# Bought My 1st Handgun: S&W 908



## lg_mouth (Jun 7, 2004)

I purchased my first handgun yesterday, a S&W 908. I purchased it from OH Valley Trade in Athens. It is in like new condition and came with a case and extra mag. I cleaned it this morning and fired 23 rounds through it and I will say, it will take some getting used to. The trigger pull is very light. I had trouble hitting a gallon jug from 20 yards because of me being awkward with it. I admit I was a bit nervous firing a handgun for the first time. I had thoughts of just getting rid of it and just buying long guns again, but I think I will give it a few boxes of ammo and see how I feel after that. No sense in giving up too soon.

Lg_mouth


----------



## ezbite (May 25, 2006)

congrads on your first, now move up about 10 yards, you aint me.lol.


----------



## lg_mouth (Jun 7, 2004)

Is 20 yards too far for a handgun?

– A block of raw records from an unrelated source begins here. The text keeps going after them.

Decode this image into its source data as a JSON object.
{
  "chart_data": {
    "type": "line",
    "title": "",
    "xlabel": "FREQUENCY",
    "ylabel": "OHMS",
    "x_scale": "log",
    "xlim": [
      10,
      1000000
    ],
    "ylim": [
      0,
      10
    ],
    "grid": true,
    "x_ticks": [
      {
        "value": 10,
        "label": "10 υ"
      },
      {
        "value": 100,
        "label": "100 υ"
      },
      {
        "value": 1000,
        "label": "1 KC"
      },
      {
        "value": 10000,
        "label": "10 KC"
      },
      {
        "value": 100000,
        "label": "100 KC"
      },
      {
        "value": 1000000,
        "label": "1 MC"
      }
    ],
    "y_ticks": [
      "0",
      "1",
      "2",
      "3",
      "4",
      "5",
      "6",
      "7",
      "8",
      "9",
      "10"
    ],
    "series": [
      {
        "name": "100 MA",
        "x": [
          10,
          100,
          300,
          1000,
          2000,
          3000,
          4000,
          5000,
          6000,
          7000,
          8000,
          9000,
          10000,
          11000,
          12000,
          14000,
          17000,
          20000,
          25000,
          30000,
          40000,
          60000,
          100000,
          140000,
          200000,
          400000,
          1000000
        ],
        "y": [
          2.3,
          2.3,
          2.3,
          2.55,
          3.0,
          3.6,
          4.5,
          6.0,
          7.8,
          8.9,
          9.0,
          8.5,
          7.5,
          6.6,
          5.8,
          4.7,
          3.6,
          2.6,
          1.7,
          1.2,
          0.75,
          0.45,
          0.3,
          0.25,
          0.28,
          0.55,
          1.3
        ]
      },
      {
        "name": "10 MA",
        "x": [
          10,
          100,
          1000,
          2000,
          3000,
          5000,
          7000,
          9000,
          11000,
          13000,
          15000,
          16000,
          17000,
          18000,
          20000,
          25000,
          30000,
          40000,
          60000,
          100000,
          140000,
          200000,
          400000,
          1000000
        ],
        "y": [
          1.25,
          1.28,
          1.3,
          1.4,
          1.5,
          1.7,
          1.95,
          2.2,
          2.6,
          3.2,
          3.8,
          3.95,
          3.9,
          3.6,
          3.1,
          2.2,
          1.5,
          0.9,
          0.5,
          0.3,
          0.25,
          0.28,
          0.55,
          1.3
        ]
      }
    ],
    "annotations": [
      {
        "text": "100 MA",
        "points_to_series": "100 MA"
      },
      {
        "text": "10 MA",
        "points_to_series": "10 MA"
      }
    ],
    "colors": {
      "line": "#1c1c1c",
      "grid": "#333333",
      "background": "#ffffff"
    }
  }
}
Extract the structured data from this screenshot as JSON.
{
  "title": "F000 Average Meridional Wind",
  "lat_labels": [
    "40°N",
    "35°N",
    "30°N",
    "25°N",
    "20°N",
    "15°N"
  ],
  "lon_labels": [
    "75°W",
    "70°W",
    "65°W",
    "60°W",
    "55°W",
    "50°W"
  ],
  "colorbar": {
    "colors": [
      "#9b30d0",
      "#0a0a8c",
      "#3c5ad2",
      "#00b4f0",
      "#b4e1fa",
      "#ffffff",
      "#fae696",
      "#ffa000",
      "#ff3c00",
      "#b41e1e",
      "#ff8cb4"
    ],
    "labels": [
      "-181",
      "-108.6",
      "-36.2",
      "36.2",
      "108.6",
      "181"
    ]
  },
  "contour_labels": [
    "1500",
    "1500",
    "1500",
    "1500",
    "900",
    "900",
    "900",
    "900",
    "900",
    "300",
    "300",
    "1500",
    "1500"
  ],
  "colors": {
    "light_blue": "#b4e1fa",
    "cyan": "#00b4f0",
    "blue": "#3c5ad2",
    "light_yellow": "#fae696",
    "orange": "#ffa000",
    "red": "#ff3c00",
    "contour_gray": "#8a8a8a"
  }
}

Like I said, I am a newbie at this. I am used to 75 yards and up with long guns.

Lg_mouth


----------



## ezbite (May 25, 2006)

yea, start close and work your way out. ive got a few revolvers i could hunt deer with that, ill shoot at about 30yds playing around, but for most handguns, i'll go about 10 yards or even closer.


----------



## mrtwister_jbo (Apr 7, 2004)

hey lg,
start at 7yrds or 21ft thats were most cops practice 
remember aim small miss small!
then move out once you git it down at 7yrds
twister


----------



## lg_mouth (Jun 7, 2004)

Took it out again yesterday morning and enjoyed it more. Went through two more mags and then some. Now need some more ammo so I can continue to enjoy my new gun.

Lg_mouth


----------



## truck (Apr 12, 2004)

Congrats on your new gunI was out trying out 2 of my latest this weekend,a Turas judge 6" & a S&W airweight 38 spl.Was very surprised at how well the S&W shot !!!!


----------